Le pays vient de diffuser sa contribution à la lutte contre les changements climatiques à deux mois de la date butoir. Cette action répond à l’engagement pris à la conférence de Lima sur le climat par les parties, États ou groupes de pays.

Une cause du réchauffement climatique. © huffingtonpost.fr

Une cause du réchauffement climatique. © huffingtonpost.fr

 

Le Gabon a décliné sa contribution en vue de la Conférence Paris Climat 2015 (COP21). Ce geste fait de lui le premier pays africain à transmettre son nouveau plan d’action climatique. Une réaction d’autant plus encourageante que les États en développement ou émergents ont jusqu’au mois de juin prochain pour annoncer leur implication.

Cette contribution fixe notamment un objectif de limitation des émissions de gaz à effet de serre pour 2025 par rapport à leur niveau de 2010. Le Gabon s’engage ainsi à réduire d’au moins 50% ses émissions par rapport à l’évolution prévue en cas de politique inchangée. Une orientation saluée par Laurent Fabius et Annick Girardin, le 1er avril dernier. «Nous saluons le fait que cette contribution prévoit la possibilité de définir d’ici à la COP21 des objectifs additionnels pour 2030, voire 2050. Cette perspective de long terme est importante pour que la Conférence de Paris amorce une transition vers une économie mondiale sobre en carbone et plus résistante aux impacts du dérèglement climatique», ont-t-ils conjointement laissé entendre.

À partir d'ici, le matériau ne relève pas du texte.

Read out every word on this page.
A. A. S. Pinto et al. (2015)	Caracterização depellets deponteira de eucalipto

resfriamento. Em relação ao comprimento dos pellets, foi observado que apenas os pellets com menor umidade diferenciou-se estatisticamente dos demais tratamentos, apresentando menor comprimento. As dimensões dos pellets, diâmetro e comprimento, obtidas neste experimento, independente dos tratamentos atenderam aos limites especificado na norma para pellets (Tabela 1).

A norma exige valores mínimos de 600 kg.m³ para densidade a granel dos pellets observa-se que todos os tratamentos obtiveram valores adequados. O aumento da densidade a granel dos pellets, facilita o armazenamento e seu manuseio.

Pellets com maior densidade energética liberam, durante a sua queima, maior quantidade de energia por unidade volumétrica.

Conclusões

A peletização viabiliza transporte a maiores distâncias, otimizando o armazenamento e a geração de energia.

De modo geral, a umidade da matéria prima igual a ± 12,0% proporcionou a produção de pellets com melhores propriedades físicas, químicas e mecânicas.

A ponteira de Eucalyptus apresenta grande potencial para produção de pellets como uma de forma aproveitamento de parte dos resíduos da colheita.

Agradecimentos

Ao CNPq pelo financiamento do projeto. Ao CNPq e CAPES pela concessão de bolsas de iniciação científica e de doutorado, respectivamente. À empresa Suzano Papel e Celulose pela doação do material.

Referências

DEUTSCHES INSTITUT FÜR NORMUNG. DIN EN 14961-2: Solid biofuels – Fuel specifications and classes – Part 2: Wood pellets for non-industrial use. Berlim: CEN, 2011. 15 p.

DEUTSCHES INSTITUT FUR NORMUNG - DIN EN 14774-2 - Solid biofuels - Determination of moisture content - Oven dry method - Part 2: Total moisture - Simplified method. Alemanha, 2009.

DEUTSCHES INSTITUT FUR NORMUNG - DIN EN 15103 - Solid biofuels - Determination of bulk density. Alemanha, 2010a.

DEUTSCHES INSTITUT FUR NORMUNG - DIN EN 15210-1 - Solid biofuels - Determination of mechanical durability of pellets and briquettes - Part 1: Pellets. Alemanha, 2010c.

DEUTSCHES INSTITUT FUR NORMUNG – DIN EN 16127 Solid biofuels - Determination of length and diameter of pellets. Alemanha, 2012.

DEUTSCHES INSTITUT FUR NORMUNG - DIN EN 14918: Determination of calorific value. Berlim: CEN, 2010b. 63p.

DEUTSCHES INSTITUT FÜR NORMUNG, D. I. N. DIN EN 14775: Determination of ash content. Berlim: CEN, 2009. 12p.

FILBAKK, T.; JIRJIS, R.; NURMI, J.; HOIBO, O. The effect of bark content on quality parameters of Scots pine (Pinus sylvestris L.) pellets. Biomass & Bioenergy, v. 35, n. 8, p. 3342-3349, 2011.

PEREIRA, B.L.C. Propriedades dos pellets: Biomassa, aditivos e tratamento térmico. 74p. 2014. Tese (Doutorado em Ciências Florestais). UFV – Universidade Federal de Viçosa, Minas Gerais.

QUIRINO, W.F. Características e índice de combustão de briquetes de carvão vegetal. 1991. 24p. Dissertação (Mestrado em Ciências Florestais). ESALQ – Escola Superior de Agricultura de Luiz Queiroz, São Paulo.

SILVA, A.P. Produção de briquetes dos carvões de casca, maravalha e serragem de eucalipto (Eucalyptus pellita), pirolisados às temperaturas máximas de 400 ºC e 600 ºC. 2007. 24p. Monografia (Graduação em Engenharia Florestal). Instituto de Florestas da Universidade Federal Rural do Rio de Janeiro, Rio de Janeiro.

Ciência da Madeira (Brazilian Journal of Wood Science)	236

Pour préparer la COP 21, qui devrait déboucher sur un accord contraignant visant à maintenir le réchauffement global de la planète sous les 2°C d’ici 2100 par rapport à l’ère préindustrielle, les membres de la Convention de l’ONU sur le climat se sont engagés à préciser et quantifier leurs efforts et objectifs en matière de réduction des émissions de gaz à effet de serre pour l’après-2020.

Cette étape doit permettre de faire un bilan, qui permettra d’évaluer le fossé existant entre la réalité et les objectifs, et de produire un accord en phase avec ces mêmes objectifs. Cependant, il importe de s’interroger sur la capacité du Gabon à répondre favorablement à l’exercice de prospective économique et technologique, pour la planification, en termes de coûts et d’investissements, de la transition vers des énergies non émettrices de CO2.